Rabu, 09 November 2022

Catatan Isbedy Stiawan ZS


Acara peluncuran buku kumpulan puisi Isbedy Stiawan kali ini agak berbeda, karena tidak diluncurkan di Bandarlampung melainkan di Palembang. (Maspril Aries, jurnalis senior Palembang, Katanda, 8 November 2022)
-----

BERMULA agenda peluncuran buku puisi terbaruku ini, Ketika Aku Pulang, diluncurkan sekira 29 Septeber 2022. Saat aku jeda di Palembang dari perhelatan Festival Sastra Internasional Gunung Bintan di Tanjungpinang. 

Karena padatnya jadwal Universitas Ida Bayumi (UIBA) Palembang ditunda hingga Oktober rangkaian Bulan Bahasa. Ini kali kembali urung, dan ditetapkan pada 7 November 2022 pukul 14.00 hingga selesai.

Jadwal ini benar-benar ketetapan Allah. Pada tanggal yang sama adalah hari lahirnya Dr. Tarech Rasyid, rektor UIBA sekaligus pembahas utama buku puisiku ini.

Peluncuran dilangsungkan di aula lantai 2 UIBA Palembang. Acara ini difasilitasi BEM Fak Hukum bekerja sama dengan Satupena Sumsel.

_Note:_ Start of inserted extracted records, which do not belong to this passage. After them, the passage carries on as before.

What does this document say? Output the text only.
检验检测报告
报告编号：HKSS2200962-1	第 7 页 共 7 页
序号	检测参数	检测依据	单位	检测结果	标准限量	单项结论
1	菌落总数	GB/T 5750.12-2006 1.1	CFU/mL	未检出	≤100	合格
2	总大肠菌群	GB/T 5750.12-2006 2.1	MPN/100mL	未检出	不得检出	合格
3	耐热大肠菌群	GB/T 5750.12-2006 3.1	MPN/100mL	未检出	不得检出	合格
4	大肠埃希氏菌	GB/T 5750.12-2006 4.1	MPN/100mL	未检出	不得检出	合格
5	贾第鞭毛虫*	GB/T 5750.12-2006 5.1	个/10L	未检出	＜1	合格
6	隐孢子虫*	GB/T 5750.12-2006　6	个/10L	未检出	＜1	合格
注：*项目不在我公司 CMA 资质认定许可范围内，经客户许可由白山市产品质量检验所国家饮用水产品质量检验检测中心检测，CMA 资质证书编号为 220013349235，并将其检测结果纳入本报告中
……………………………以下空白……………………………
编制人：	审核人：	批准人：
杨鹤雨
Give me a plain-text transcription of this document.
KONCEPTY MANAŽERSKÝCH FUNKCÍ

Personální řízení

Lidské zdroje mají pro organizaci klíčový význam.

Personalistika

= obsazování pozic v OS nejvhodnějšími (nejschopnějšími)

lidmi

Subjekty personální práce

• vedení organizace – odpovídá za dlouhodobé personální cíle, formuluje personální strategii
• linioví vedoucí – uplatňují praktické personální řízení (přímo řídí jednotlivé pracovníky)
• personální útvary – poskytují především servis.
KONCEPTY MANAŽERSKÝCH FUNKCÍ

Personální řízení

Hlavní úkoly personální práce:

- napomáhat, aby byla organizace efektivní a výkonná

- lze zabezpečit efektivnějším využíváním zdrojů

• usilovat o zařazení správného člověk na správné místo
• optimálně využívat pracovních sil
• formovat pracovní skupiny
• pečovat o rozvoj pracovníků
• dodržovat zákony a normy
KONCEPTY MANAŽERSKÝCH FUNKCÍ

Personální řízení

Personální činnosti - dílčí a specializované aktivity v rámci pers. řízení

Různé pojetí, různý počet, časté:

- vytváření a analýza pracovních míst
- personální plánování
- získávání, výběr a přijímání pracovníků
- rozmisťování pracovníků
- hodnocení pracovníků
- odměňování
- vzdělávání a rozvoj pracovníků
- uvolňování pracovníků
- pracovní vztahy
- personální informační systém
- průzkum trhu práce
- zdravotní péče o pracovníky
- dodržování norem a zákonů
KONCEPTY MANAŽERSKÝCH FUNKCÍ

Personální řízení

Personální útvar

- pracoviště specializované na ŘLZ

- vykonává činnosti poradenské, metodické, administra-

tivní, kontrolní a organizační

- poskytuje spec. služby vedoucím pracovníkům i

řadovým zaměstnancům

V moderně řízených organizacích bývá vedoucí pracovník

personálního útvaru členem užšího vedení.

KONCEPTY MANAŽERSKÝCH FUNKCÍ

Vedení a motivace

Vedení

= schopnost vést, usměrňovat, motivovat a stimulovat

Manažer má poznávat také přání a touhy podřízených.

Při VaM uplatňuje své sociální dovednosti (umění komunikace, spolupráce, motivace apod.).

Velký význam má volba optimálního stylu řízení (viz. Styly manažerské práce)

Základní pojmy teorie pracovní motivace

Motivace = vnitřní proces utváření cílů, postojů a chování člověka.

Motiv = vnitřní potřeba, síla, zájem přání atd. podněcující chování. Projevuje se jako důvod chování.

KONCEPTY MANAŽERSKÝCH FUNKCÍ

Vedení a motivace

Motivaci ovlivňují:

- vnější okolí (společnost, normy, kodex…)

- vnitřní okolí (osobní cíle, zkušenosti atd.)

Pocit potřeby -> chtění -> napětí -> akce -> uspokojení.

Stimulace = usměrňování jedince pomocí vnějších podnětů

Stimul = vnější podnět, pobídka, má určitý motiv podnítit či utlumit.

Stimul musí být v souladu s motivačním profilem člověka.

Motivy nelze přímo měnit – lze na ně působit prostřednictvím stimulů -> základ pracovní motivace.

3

Pembahas utama Dr. Tarech Rasyid. Penanggap lain, J.J. Polong, Anto Narasoma, Dr. Maita Istianda (Dir. UT), Toton Dai Permana, dan Umaidi, Linny Oktovini. "Diskusi ini, tanpa pengarang. Kita anggap penyair sudah mati," kata Anwar Putra Bayu, host diskusi. 

Peluncuran buku puisi ditandai penyerahan buku dan baca puisi oleh Maita Istianda, Fitri Angraini, Anto Narasoma, Vebri Al Lintani, pemusik Ali Goik, dan dua mahasiswa UIBA Palembang. 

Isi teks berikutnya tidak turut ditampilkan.